When we were trying for Hope, and then for Elanor, Ravi and I had the luxury of having as much sex as we wanted. Hanging off the chandeliers could be followed by long leisurely sleeps the next day. Middle of the day sex? No problem. You get the idea.
But as we try for number 2, even when I’m aware that I’m ovulating (my sex drive is strongly tied to my hormone fluctuations, and I’m anal enough to use a period/ovulation app on my iPhone), sex just doesn’t necessarily happen, and especially not with the frequency that it did before we had Elanor and Ravi had a 12+ hour a day job.
So it will take some time to get pregnant again.
To be fair, I’m ambivalent about getting pregnant this month. Ironically my ovulation this February is a few weeks ahead of when it was the Feb I got pregnant with E. Which, if we were successful means the baby would be born somewhere around Ravi’s, my, and Elanor’s birthdays (Oct 12, 24 and Nov 3, respectively). That’s a crazy time of year for us to begin with, so maybe it’s not such a bad thing to not get knocked up this month.

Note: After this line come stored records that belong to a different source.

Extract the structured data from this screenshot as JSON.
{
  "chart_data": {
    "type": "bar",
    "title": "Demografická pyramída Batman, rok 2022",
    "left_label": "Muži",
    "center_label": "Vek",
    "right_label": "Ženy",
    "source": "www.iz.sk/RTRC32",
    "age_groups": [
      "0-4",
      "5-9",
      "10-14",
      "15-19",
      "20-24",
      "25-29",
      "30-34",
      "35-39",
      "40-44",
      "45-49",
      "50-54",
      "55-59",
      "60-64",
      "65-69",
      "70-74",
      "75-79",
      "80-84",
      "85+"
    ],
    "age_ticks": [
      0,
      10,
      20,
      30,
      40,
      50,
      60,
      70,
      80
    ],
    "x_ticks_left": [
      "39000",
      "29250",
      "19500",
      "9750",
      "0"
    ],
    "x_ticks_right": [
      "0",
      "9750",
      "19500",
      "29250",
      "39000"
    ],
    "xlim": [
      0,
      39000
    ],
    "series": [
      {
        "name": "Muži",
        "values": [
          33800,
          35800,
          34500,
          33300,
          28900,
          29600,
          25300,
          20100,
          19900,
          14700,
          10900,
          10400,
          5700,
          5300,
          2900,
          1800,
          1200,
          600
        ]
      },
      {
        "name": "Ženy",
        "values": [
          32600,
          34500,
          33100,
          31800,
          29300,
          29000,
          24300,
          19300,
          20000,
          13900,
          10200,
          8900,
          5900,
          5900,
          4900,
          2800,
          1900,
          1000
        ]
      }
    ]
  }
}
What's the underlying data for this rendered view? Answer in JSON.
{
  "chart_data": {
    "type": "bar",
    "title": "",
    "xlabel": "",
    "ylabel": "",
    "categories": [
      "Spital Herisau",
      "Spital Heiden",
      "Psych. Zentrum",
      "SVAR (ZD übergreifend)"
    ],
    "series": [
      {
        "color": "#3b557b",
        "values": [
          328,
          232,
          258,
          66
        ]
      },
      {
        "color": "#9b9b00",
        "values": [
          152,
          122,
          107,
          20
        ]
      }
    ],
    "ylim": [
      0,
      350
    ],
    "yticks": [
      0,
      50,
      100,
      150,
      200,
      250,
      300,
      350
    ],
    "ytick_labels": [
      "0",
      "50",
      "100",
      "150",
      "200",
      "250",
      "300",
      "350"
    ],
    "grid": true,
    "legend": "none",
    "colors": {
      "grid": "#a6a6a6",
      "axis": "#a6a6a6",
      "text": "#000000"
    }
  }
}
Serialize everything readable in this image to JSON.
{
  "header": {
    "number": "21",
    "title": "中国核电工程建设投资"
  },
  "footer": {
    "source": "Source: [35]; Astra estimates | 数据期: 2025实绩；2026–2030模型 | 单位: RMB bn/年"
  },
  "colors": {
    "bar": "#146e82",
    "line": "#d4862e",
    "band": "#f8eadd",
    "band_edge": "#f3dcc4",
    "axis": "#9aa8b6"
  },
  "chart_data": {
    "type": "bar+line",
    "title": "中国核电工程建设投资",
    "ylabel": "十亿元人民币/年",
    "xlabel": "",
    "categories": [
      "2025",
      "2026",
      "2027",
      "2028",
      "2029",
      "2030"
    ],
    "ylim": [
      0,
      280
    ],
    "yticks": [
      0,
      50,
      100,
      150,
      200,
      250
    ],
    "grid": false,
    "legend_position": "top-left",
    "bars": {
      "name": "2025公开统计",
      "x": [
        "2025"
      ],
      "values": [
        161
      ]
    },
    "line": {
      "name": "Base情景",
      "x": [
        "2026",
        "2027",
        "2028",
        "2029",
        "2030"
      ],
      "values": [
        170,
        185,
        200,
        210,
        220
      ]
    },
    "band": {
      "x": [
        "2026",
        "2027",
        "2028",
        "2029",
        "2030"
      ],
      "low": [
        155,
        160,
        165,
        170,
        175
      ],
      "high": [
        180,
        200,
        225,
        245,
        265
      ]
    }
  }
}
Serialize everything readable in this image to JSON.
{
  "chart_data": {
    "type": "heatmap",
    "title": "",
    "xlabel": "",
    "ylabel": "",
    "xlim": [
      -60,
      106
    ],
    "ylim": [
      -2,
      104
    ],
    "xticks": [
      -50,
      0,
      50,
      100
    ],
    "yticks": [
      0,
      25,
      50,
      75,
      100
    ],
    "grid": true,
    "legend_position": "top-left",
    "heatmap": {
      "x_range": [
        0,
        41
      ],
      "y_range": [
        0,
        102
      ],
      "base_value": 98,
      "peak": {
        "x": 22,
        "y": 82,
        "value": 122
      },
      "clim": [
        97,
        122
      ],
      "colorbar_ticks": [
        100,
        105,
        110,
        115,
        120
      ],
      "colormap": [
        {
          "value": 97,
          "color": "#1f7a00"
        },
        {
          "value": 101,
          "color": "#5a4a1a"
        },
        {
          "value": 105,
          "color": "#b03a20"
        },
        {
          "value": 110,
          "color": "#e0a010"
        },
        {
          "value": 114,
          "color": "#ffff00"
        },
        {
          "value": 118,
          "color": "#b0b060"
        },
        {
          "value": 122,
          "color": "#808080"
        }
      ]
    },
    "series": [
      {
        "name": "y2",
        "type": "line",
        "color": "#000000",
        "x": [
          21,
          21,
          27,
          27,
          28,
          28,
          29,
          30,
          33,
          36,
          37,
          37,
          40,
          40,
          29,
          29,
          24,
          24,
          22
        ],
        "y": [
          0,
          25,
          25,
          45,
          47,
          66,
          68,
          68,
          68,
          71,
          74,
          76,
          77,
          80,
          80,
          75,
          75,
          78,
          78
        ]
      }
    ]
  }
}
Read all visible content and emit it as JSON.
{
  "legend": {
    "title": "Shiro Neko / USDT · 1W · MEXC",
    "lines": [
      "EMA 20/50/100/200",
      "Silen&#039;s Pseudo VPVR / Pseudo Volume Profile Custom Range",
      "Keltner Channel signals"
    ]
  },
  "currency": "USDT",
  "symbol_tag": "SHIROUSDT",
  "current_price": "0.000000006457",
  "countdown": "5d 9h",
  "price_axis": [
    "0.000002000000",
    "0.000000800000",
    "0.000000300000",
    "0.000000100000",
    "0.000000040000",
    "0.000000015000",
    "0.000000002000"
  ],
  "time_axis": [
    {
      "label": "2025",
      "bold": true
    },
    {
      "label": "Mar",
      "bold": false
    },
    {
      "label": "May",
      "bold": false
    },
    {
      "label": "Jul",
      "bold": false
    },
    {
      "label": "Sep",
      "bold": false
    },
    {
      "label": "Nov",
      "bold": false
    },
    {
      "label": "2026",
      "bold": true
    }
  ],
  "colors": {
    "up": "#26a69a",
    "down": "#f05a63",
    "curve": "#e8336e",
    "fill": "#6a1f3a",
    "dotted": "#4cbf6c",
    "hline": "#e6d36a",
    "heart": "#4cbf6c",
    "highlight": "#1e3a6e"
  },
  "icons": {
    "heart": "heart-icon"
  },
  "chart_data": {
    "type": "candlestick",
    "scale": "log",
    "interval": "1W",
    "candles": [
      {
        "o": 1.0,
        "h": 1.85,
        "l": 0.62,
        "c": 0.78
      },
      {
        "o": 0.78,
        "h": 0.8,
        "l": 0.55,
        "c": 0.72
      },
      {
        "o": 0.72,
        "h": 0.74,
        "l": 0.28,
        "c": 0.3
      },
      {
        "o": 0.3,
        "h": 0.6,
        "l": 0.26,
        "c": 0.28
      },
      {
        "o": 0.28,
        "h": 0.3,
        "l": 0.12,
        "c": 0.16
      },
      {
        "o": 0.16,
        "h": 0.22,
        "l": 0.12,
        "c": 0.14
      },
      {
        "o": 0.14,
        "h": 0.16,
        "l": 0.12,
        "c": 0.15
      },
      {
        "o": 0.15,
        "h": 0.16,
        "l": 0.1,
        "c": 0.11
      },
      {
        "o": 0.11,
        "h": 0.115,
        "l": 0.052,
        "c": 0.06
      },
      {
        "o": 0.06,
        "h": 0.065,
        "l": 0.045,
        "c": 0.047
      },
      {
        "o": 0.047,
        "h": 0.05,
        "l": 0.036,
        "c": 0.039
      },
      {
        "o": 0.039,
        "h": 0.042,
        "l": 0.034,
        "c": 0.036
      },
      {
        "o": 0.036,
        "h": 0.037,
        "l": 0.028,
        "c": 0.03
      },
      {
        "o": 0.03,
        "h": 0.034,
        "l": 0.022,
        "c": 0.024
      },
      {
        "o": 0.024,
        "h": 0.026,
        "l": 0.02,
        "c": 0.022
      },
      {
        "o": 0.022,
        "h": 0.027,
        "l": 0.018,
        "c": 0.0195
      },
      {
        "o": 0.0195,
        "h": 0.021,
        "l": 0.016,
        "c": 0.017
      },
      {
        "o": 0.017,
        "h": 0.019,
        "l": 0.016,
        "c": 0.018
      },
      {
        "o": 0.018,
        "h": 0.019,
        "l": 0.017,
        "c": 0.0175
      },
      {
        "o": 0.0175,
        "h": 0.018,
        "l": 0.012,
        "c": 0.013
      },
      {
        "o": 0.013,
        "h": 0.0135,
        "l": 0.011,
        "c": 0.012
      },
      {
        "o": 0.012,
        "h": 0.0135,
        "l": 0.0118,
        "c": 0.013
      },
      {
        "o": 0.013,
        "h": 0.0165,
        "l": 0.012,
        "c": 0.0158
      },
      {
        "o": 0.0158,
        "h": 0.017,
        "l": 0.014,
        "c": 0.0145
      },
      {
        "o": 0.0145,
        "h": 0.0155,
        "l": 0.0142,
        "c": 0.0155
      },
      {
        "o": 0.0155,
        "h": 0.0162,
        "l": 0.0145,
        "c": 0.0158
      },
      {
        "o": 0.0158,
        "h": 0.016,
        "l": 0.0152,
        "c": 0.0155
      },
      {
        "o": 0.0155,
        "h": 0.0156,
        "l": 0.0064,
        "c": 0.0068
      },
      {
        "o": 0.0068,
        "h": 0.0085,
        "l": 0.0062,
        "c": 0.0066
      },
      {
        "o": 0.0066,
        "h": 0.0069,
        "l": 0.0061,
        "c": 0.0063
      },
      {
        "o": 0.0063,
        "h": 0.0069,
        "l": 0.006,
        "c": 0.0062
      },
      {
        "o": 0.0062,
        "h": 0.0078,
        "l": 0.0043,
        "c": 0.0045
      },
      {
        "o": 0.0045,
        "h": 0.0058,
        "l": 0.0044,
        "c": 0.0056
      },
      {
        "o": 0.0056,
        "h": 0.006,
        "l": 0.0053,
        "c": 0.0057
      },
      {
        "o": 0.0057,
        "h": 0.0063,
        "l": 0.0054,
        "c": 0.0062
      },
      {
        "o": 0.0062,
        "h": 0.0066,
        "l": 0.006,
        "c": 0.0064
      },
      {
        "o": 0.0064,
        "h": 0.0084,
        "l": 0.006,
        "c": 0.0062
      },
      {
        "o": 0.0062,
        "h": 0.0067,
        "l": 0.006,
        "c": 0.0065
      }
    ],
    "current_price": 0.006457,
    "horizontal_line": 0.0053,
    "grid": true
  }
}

My next ovulation would have a baby born somewhere between Christmas and just after New Years.
Either month would mean having to think long and hard about what to do with Elanor’s scheduled visits in November. Either we’d fly with a month old baby (doable, but certainly not my first choice in flu season), or we’d have to move them up or postpone them by several months as I’m not really supposed to fly after 32ish weeks of pregnancy. Postponing means coming home to visit in Jan/Feb…when snow will be up to our asses. Moving it up means either only one trip back home this year or two trips, but close together (something like July and September…which seems kind of crazy to me).
The ovulation after that (in late April) starts moving things in a direction where E’s appointments stay on schedule and Siblet isn’t born amidst the crush of family events and birthdays in the September to New Years window.
I’m not interested in delaying attempts to get pregnant at this point. But I’m far more at peace than I was last month at the idea of it taking a longer time. I’m relieved that even if it were to happen this month (highly unlikely–only having sex twice within the fertile window and my blood sugars running high make it far more likely that I won’t conceive) I won’t be dealing with a pregnancy on a broken ankle.